生水にご用心
夏の行楽シーズンに向かってピクニックや山登りなど、郊外に出かける機会も多いと思います。岩間の清流や谷間の湧き水など飲みたくなることもあると思います。

カルキや塩素などで滅菌処理されていない生水は、種々の病原体が潜んでいる可能性があります。なかでも最近注目されているのは、エルシニア・シュードツベルクロージスという細菌です。この菌は第二次大戦直後に、日本全国で大流行した泉熱の原因とされています。

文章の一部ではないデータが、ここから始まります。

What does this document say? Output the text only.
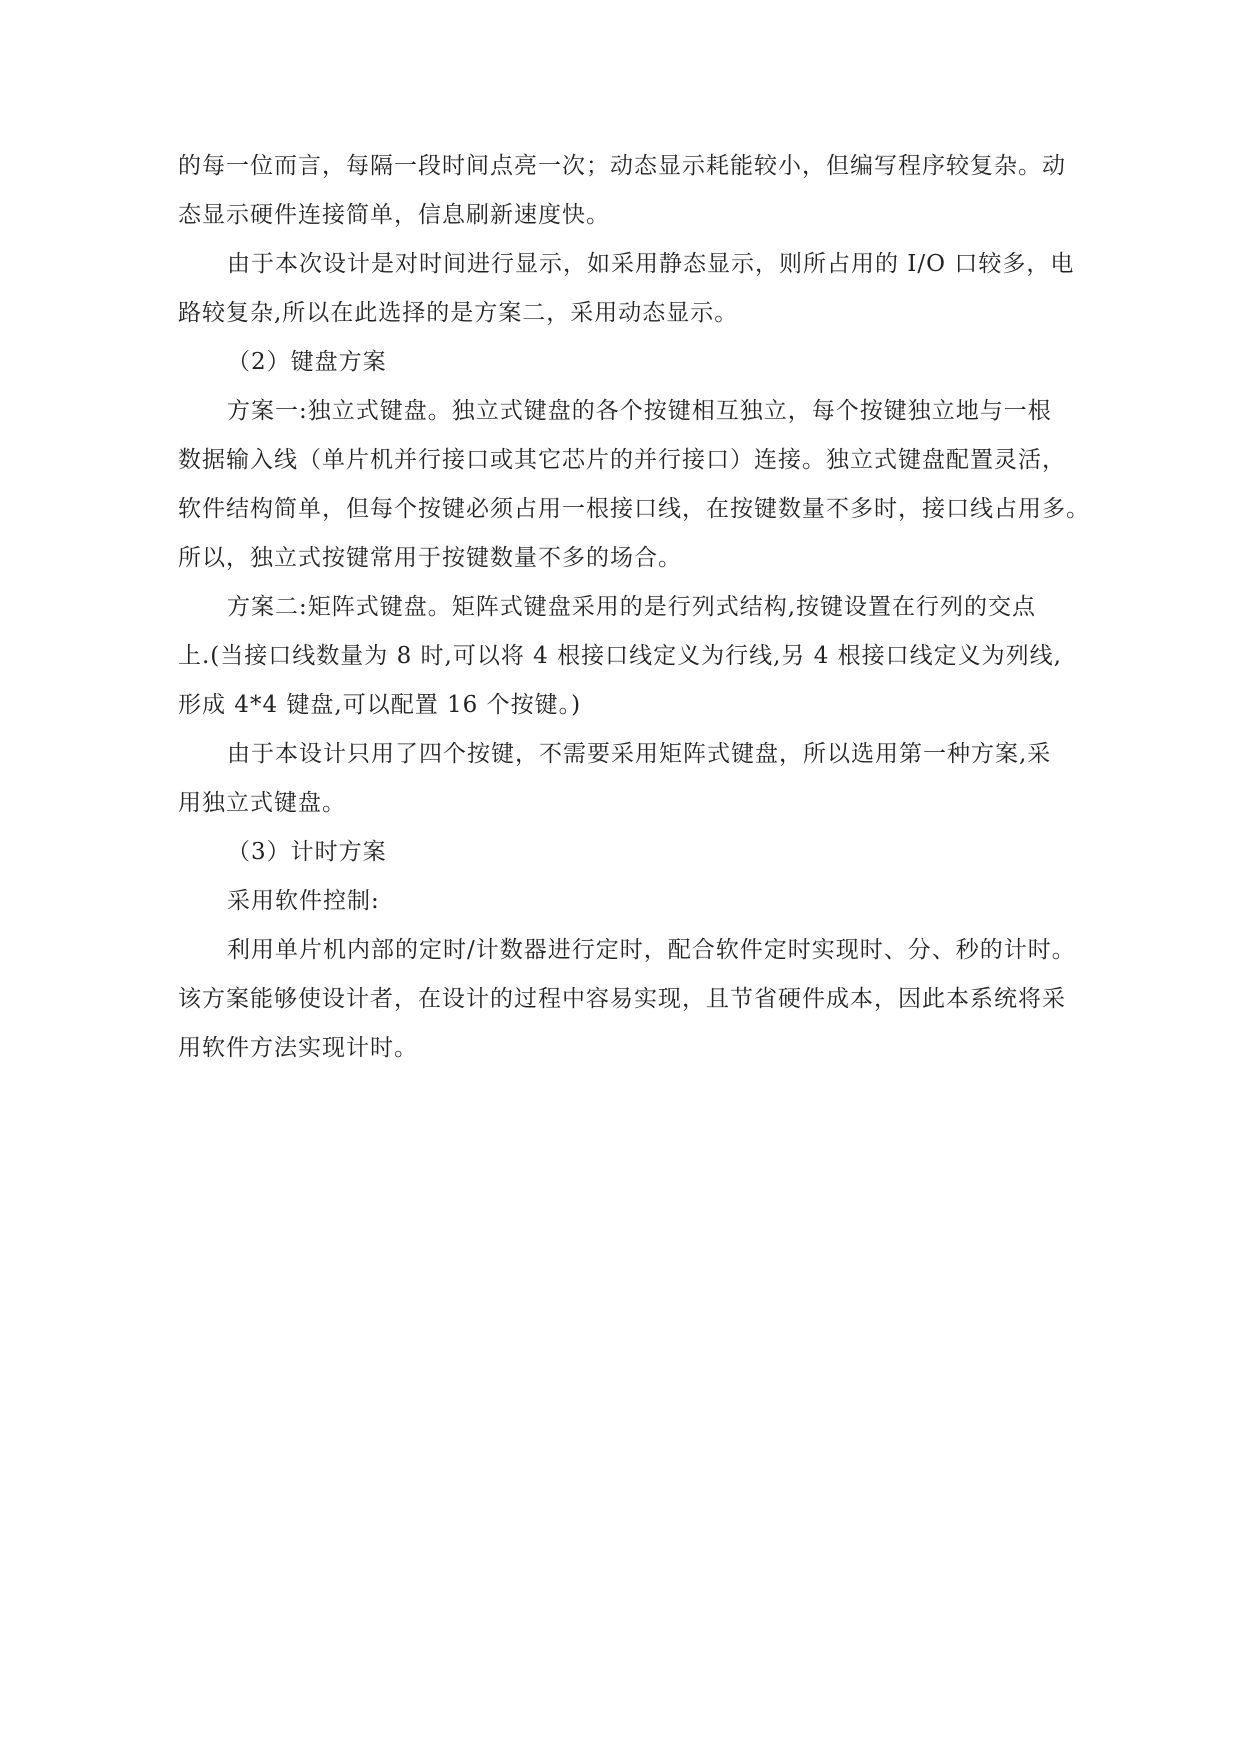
的每一位而言，每隔一段时间点亮一次；动态显示耗能较小，但编写程序较复杂。动
态显示硬件连接简单，信息刷新速度快。
由于本次设计是对时间进行显示，如采用静态显示，则所占用的 I/O 口较多，电
路较复杂,所以在此选择的是方案二，采用动态显示。
（2）键盘方案
方案一:独立式键盘。独立式键盘的各个按键相互独立，每个按键独立地与一根
数据输入线（单片机并行接口或其它芯片的并行接口）连接。独立式键盘配置灵活，
软件结构简单，但每个按键必须占用一根接口线，在按键数量不多时，接口线占用多。
所以，独立式按键常用于按键数量不多的场合。
方案二:矩阵式键盘。矩阵式键盘采用的是行列式结构,按键设置在行列的交点
上.(当接口线数量为 8 时,可以将 4 根接口线定义为行线,另 4 根接口线定义为列线,
形成 4*4 键盘,可以配置 16 个按键。)
由于本设计只用了四个按键，不需要采用矩阵式键盘，所以选用第一种方案,采
用独立式键盘。
（3）计时方案
采用软件控制:
利用单片机内部的定时/计数器进行定时，配合软件定时实现时、分、秒的计时。
该方案能够使设计者，在设计的过程中容易实现，且节省硬件成本，因此本系统将采
用软件方法实现计时。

発病しやすい年齢は、1〜5歳までの子供で、中学生以後は少なくなります。潜伏期間は、この菌で汚染された生水を飲んで約1週間です。発熱と同時に下痢、嘔吐、腹痛などの消化器症状が始まり、多くの人に発疹が見られます。発熱は平均10日間と長く、肝障害や重症の腎不全も時に併発します。そのほか感冒症状、結膜炎、いちご舌、関節痛、結節性紅斑など、多彩な症状が出現します。

一般的に重症の病気ですが、後遺症はほとんどありません。よく似た病気に川崎病、溶連菌感染症、薬疹、膠原病、腸チフスなどがあります。細菌感染症ですが、抗生物質の効果は弱く、予防が一番です。